Data Formats | Proposal for a simple XML data format

Simple regrouped data file for SAS data

R. Ghosh, ILL, S.King, ISIS, A. Rennie, Uppsala University - November 2006


Meetings earlier in the year with members present from the ILL, ISIS and DIAMOND lead to attempts at producing a simplified data format which would be easy to use with spreadsheet programs. The starting point was the recent inclusion in Excel2003 of automatically reading XML files, placing data directly in columns.
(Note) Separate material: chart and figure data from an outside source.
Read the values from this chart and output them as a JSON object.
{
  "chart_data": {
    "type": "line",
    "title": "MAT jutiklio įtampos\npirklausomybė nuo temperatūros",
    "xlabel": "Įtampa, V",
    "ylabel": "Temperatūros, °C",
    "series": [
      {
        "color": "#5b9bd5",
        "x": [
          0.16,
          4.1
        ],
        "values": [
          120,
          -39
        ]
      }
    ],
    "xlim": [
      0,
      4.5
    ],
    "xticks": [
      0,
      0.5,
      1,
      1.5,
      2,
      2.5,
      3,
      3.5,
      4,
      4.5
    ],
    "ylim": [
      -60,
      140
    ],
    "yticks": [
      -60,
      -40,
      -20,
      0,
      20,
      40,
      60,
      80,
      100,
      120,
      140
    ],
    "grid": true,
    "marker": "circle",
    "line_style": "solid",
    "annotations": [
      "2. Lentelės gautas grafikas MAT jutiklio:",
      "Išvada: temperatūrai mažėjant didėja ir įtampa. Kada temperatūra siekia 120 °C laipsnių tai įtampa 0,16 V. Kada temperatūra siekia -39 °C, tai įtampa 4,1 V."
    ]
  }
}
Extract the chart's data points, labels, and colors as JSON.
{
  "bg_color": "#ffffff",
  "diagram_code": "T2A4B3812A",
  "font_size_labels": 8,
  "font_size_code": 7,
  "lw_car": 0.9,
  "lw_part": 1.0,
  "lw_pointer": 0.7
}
The outcome of this meeting included a number of recommendations

  • Four column data should be offered including Q,intensity,intensity errors and an assessment of Q resolution, point by point.
  • using nomenclature and style derived from the NeXus dictionary the instrument parameters could be included (optionally)

Component names

Given that items have clear tag names it seems reasonable to allow some flexibility in the choice of, say, units. This leads to a limited list of recommended names, and alternatives. The following is a working list rather than a definitive specification:

 Idatum
I_counts        I_cm-1
Idev_counts     Idev_cm-1
Q_A-1           Q_nm-1
Qdev_A-1        Qdev_nm-1

Title
Source_file
Flux_monitor
Count_time_secs

SASsample
  sample_temperature
  sample_offset_angle_deg
  sample_x_mm
  sample_y_mm
  sample_thickness_mm
  sample_transmission

SASinstrument

  SASsource
    radiation
    beam_x_mm
    beam_y_mm
    wavelength_A         wavelength_nm
    wavelength_spread

  SAScollimator
    distance_coll_m
  SASdetector
    offset_angle_deg
    x0_cm
    y0_cm
    distance_SD_m
    pixel_x_mm
    pixel_y_mm
 
SASprocess
  date
  radial_step_cm
  sector_width_deg
  sector_orient_deg

Practical implementation

Rather than build a complete data processing system a pragmatic decision was taken to keep production of the standard ILL data files in parallel with the newly formatted XML files (the added production of XML or not is simply controlled by an environment variable set by the user). The XML files were then tested with Excel and Kalidagraph, and succesfully read by both. The Excel method for reading the data file shows it is quite straightforward. To simplify take-up by other display programs white-space separates the table values, and the xml tags are packed close together; this leads to 9 columns being read-in, with Q, I, Idev and Qdev in columns 2 4 6 and 8 respectively.

Two examples are available here, a minimalist approach xg009436_001.xml, and a more comprehensive file xg009436_001f.xml.

A small set of Fortran-callable routines have been developed to navigate and extract data using a robust xmlparser. Examples of a simple test extractor, and a data converter are shown. A generic plotting program, xmlplo, will read mixed xml files from a variety of sources and superpose results. A zip file may be downloaded.